3. In de periode 9 augustus 2010 tot 1 maart 2011 heeft [BV 5] B.V. (hierna: [BV 5]) middels het opmaken van T1-documenten 26 zendingen verse knoflook met land van oorsprong China en met als afzender [BV 1] onder de douaneregeling extern douanevervoer geplaatst. Het kantoor van vertrek is steeds in Nederland en het kantoor van bestemming is steeds in Slovenië. De geadresseerde is het bedrijf [BV 4] te Servië.
4. Op 9 augustus, 21 september en 10 november 2010 en op 10 februari 2011 heeft [BV 5] middels het opmaken van T1-documenten 4 zendingen verse knoflook met land van oorsprong China en met als afzender [BV 1] onder de douaneregeling extern douanevervoer geplaatst. Het kantoor van vertrek is steeds in Nederland en het kantoor van bestemming is steeds in Slovenië. De geadresseerde is het bedrijf [BV 4] te Servië.

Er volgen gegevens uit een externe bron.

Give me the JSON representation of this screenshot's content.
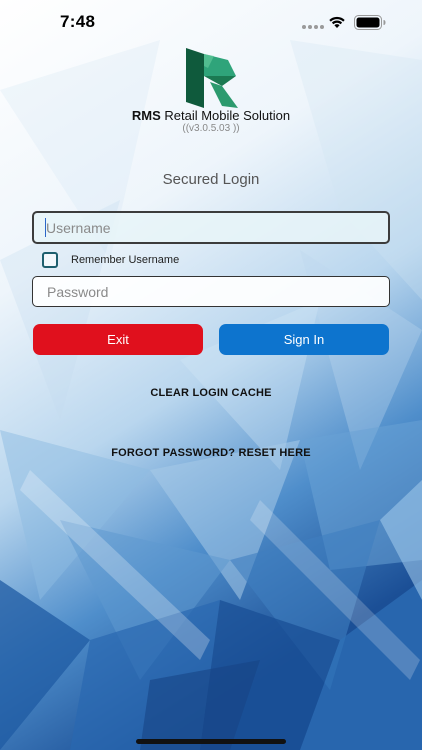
{
  "status_bar": {
    "time": "7:48"
  },
  "header": {
    "brand": "RMS",
    "title_rest": " Retail Mobile Solution",
    "version": "((v3.0.5.03 ))"
  },
  "login": {
    "heading": "Secured Login",
    "username_placeholder": "Username",
    "remember_label": "Remember Username",
    "remember_checked": false,
    "password_placeholder": "Password",
    "exit_label": "Exit",
    "signin_label": "Sign In",
    "clear_cache_label": "CLEAR LOGIN CACHE",
    "forgot_label": "FORGOT PASSWORD? RESET HERE"
  },
  "colors": {
    "exit_button": "#e0101d",
    "signin_button": "#0d74ce",
    "logo_green_dark": "#0f5a3c",
    "logo_green_light": "#2fa47a",
    "background_blue": "#1f5ea8"
  },
  "icons": [
    "wifi-icon",
    "battery-icon",
    "rms-logo"
  ]
}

5. In de periode 27 september 2011 tot en met 13 maart 2012 heeft [BV 5] middels het opmaken van T1-documenten 10 zendingen verse knoflook met land van oorsprong China en met als afzender [BV 1] onder de douaneregeling extern douanevervoer geplaatst. Het kantoor van vertrek is steeds in Nederland en het kantoor van bestemming is steeds in Zwitserland. De geadresseerden zijn [BV 6] in Baar en [BV 7] in Laupen.

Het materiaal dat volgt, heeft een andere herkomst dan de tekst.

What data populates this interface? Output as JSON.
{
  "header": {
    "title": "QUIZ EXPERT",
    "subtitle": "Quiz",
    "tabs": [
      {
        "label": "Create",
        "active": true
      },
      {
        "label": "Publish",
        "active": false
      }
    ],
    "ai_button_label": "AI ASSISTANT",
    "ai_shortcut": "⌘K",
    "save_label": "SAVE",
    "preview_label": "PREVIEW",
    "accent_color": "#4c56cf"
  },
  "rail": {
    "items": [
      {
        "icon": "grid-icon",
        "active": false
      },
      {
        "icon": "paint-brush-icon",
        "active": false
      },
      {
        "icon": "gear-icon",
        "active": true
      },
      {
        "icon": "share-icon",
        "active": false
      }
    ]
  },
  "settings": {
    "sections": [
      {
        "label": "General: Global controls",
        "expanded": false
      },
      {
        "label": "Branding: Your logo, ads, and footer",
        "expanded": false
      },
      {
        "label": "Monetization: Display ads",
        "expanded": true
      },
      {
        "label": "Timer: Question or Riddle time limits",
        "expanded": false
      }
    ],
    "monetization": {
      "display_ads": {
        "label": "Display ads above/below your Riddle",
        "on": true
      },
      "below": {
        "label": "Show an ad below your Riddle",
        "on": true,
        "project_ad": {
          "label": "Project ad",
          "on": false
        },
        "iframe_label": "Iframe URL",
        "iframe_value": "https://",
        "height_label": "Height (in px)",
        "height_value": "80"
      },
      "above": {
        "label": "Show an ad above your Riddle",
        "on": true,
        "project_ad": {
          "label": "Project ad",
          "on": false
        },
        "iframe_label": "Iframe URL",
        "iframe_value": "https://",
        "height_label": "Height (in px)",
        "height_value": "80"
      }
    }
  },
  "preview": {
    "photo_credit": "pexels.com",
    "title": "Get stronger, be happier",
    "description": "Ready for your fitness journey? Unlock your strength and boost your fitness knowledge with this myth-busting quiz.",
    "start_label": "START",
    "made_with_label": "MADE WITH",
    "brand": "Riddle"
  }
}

6. De FIOD is onder de naam ‘[BV 1]’ (later gewijzigd in ‘Knoflook’) een strafrechtelijk onderzoek gestart. Bij brief van 6 december 2013 heeft de Officier van Justitie van het Functioneel Parket Rotterdam zich akkoord verklaard met het ter fiscaalrechtelijk gebruik vrijgeven van de tijdens dat onderzoek ter beschikking gekomen bewijsmiddelen aan de Douane, Rotterdam Rijnmond.

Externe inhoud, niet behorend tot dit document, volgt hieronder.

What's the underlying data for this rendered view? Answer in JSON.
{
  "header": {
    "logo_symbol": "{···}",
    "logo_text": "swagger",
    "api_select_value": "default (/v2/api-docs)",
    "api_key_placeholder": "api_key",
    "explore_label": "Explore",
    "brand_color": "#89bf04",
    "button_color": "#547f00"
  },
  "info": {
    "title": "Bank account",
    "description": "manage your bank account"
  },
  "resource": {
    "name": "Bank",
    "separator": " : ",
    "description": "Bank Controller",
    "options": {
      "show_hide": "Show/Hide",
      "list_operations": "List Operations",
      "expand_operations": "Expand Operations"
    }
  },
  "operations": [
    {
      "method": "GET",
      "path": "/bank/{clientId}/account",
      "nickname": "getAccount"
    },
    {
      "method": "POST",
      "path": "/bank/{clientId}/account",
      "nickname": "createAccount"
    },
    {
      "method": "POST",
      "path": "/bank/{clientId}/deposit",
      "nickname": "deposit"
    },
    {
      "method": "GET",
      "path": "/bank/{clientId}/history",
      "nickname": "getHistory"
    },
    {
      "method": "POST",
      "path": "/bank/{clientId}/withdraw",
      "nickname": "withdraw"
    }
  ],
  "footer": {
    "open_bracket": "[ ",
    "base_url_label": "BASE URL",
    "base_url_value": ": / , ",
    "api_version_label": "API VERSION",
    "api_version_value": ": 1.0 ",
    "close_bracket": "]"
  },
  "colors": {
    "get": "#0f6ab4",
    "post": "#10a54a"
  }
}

7. Uit het FIOD-onderzoek blijkt onder meer het volgende:
zaak HAA 16/3927:
Verse knoflook werd door [BV 1] gekocht in China en opgeslagen in het douane-entrepot van [BV 2] te Bunnik. [BV 2] kreeg opdracht van [naam 1] (hierna: [naam 1]) om op naam van [BV 1] de verse knoflook aan te geven voor de regeling extern douanevervoer met bestemming Servië. De ‘[BV 11] knoflook’ werd echter niet vervoerd naar Servië, maar vertrok van [BV 2] rechtstreeks naar het douane-entrepot van [BV 8] B.V. te Kerkdriel (hierna: [BV 8]). Bij [BV 8] werd de knoflook zonder betaling van de verschuldigde rechten bij invoer als vrije knoflook (‘duty-paid’) ingeslagen. Het T1-document werd gezuiverd bij de uitgaande grens van de EU in Slovenië met gebruikmaking van een partij bevroren knoflook. Dezelfde partij bevroren knoflook werd meerdere malen gebruikt voor de aanzuivering van T1-documenten voor verse knoflook.
zaak HAA 16/3928:
Verse knoflook werd door [BV 1] gekocht in China en opgeslagen in het douane-entrepot van [BV 8]. [BV 5] kreeg opdracht van [naam 1] om op naam van [BV 1] de verse knoflook aan te geven voor de regeling extern douanevervoer met bestemming Servië. De ‘[BV 11] knoflook’ werd echter niet vervoerd naar Servië, maar werd zonder het douane-entrepot van [BV 8] te verlaten en zonder betaling van de verschuldigde rechten bij invoer binnen de opslagloods verplaatst en onder een ander partijnummer fictief ingeslagen als vrije knoflook (‘duty-paid’). Het T1-document werd gezuiverd bij de uitgaande grens van de EU in Slovenië met gebruikmaking van een partij bevroren knoflook. Dezelfde partij bevroren knoflook werd meerdere malen gebruikt voor de aanzuivering van T1-documenten voor verse knoflook.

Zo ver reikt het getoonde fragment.